Yesterday, the Justice Department’s Inspector General finally released the results of the investigation surrounding the reportedly politically-motivated firings of US attorneys in 2006. The 392-page report concluded that “partisan considerations were an important factor in the removal of several of the U.S. attorneys.” No big surprise there, but the report went on to note that former Attorney General Alberto Gonzales “abdicated [his] responsibility to safeguard the integrity and independence of the department.” Not exactly a scathing indictment, but we’ll take it.

Of course, the report was only partially complete because the president and his advisors refused not only to cooperate with the congressional investigation, but the Justice Department’s as well. Apparently Attorney General Michael Mukasey felt so strongly that the president and his advisors were protected by executive privilege (despite a federal judge’s contradictory statements) that he didn’t even deem it necessary that Karl Rove or Harriet Miers speak to his own investigators.
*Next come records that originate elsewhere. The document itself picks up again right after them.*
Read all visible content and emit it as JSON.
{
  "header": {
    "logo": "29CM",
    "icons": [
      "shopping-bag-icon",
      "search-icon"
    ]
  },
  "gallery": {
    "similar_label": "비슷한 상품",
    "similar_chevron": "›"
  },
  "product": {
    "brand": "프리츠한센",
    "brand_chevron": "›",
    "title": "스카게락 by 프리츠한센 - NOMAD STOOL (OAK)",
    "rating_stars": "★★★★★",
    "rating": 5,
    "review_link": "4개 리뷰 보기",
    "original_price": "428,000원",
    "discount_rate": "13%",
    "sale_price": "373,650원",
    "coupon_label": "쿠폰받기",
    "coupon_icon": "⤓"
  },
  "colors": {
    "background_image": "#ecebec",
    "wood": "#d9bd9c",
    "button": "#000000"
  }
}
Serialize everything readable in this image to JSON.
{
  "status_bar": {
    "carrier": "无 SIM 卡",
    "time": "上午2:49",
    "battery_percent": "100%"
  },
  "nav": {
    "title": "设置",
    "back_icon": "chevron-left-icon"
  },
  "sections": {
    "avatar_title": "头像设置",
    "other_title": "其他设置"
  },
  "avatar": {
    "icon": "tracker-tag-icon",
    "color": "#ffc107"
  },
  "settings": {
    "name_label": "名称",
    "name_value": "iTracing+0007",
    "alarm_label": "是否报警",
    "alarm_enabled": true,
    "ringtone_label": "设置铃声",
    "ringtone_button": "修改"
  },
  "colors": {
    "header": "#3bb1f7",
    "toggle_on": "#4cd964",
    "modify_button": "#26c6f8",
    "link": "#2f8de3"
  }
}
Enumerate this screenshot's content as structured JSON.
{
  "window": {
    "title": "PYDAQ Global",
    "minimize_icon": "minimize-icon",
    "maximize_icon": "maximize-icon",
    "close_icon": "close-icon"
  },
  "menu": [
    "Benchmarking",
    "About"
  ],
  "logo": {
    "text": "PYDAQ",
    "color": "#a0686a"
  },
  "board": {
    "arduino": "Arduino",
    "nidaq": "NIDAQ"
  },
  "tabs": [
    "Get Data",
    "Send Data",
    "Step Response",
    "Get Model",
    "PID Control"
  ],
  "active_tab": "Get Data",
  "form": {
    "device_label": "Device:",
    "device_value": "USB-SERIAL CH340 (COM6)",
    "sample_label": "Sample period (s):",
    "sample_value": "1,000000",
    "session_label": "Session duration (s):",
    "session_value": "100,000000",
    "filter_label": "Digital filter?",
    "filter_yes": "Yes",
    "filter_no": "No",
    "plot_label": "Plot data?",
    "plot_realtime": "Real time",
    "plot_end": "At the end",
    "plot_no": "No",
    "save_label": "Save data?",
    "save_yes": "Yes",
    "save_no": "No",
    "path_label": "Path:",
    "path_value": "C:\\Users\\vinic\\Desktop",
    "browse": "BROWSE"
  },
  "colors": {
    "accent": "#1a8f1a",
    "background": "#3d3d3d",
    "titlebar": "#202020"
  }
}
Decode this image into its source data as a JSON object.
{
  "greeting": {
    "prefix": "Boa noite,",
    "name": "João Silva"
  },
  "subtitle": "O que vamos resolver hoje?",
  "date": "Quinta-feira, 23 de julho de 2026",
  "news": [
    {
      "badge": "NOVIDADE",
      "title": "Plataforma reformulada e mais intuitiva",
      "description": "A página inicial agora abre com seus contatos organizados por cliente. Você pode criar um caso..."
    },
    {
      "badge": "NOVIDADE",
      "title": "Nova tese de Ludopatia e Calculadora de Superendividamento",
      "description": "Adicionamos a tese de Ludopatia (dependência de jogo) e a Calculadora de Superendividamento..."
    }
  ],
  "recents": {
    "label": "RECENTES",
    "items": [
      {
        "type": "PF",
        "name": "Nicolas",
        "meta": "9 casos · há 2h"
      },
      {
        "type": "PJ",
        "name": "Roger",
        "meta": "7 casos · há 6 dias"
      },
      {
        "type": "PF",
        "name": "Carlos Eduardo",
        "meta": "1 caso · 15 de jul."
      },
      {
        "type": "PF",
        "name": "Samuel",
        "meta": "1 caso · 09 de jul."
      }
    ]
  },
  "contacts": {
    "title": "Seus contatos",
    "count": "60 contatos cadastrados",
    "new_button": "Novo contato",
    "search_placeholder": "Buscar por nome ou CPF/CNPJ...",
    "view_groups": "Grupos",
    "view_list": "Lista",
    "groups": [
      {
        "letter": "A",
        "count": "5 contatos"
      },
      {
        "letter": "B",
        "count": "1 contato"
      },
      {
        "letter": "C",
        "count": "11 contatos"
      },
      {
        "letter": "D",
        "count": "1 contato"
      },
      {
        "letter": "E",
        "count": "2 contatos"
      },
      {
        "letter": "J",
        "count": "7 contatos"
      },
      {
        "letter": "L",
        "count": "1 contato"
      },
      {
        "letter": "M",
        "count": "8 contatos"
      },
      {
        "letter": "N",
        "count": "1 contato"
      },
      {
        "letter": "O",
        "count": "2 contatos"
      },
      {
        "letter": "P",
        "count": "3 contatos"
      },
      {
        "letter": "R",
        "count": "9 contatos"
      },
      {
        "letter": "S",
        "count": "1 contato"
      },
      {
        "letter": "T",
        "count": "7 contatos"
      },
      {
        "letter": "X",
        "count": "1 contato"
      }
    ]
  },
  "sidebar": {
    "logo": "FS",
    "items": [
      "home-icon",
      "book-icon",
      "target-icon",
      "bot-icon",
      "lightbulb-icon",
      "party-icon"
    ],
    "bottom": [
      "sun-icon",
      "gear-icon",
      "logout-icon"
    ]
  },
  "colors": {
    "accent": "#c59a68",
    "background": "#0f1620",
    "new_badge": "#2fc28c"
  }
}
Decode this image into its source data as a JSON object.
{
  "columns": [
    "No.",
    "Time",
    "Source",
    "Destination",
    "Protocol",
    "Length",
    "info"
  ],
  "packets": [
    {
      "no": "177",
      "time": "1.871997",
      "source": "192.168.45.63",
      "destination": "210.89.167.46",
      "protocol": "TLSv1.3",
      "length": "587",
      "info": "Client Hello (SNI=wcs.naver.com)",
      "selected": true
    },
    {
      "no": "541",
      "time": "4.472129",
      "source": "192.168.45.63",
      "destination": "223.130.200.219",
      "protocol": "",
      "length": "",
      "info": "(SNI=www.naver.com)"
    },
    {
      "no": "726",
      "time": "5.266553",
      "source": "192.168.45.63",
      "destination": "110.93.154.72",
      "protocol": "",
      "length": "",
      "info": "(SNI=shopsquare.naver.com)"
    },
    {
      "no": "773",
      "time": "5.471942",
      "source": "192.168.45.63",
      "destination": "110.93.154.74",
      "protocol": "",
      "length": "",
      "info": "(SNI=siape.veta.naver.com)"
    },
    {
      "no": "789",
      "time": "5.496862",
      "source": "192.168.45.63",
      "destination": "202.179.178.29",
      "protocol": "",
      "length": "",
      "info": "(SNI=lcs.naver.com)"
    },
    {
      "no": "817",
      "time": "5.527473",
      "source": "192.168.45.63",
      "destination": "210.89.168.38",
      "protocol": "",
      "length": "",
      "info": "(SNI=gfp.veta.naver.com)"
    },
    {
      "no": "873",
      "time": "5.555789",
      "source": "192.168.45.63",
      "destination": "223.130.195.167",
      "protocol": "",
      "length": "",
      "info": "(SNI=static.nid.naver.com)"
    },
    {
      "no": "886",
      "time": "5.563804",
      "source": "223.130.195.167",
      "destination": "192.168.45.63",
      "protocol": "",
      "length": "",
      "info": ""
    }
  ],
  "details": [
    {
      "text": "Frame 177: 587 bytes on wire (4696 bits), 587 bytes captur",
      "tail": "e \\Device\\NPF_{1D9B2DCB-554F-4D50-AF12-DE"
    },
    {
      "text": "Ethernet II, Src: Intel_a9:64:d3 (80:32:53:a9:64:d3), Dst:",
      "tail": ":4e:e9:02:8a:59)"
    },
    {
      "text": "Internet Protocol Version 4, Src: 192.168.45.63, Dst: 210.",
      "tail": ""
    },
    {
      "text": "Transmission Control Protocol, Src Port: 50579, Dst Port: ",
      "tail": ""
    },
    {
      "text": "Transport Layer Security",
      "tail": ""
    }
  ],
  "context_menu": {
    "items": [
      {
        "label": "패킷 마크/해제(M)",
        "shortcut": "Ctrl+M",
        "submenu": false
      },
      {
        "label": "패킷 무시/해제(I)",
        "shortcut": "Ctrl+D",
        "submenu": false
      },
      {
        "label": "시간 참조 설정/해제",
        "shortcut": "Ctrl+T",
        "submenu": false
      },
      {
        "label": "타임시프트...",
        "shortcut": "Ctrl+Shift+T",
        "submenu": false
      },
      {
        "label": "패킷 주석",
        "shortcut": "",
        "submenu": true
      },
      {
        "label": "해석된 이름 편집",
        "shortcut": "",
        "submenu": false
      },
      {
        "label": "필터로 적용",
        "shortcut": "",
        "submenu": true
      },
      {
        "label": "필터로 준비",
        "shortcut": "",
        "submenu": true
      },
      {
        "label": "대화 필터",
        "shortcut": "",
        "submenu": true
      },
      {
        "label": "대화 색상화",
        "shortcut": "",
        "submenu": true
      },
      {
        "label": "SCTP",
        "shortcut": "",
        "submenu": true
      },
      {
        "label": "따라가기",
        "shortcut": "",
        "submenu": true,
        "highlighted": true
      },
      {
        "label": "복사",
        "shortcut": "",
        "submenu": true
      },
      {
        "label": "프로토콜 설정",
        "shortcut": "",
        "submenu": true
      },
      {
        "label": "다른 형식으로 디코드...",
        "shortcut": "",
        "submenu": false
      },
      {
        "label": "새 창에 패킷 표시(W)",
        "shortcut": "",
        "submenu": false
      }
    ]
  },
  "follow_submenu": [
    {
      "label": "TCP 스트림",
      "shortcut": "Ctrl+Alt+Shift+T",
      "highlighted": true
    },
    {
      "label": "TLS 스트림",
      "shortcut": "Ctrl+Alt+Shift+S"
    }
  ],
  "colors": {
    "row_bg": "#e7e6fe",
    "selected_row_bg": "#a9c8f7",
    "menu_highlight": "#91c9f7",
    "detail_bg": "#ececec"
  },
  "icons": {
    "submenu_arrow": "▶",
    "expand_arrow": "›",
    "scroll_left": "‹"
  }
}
Perhaps the only good news coming out of yesterday’s report is that Mukasey has assigned a special prosecutor to determine whether any criminal charges should be brought. Of course, we aren’t holding our breath. He has consistently said that criminal charges are unlikely, even before he saw the results of yesterday’s report. Congress confirmed Mr. Mukasey to usher in a new era for the department, one where respect for the rule of law was central to its mission. So far, it doesn’t seem like he’s lived up to those expectations.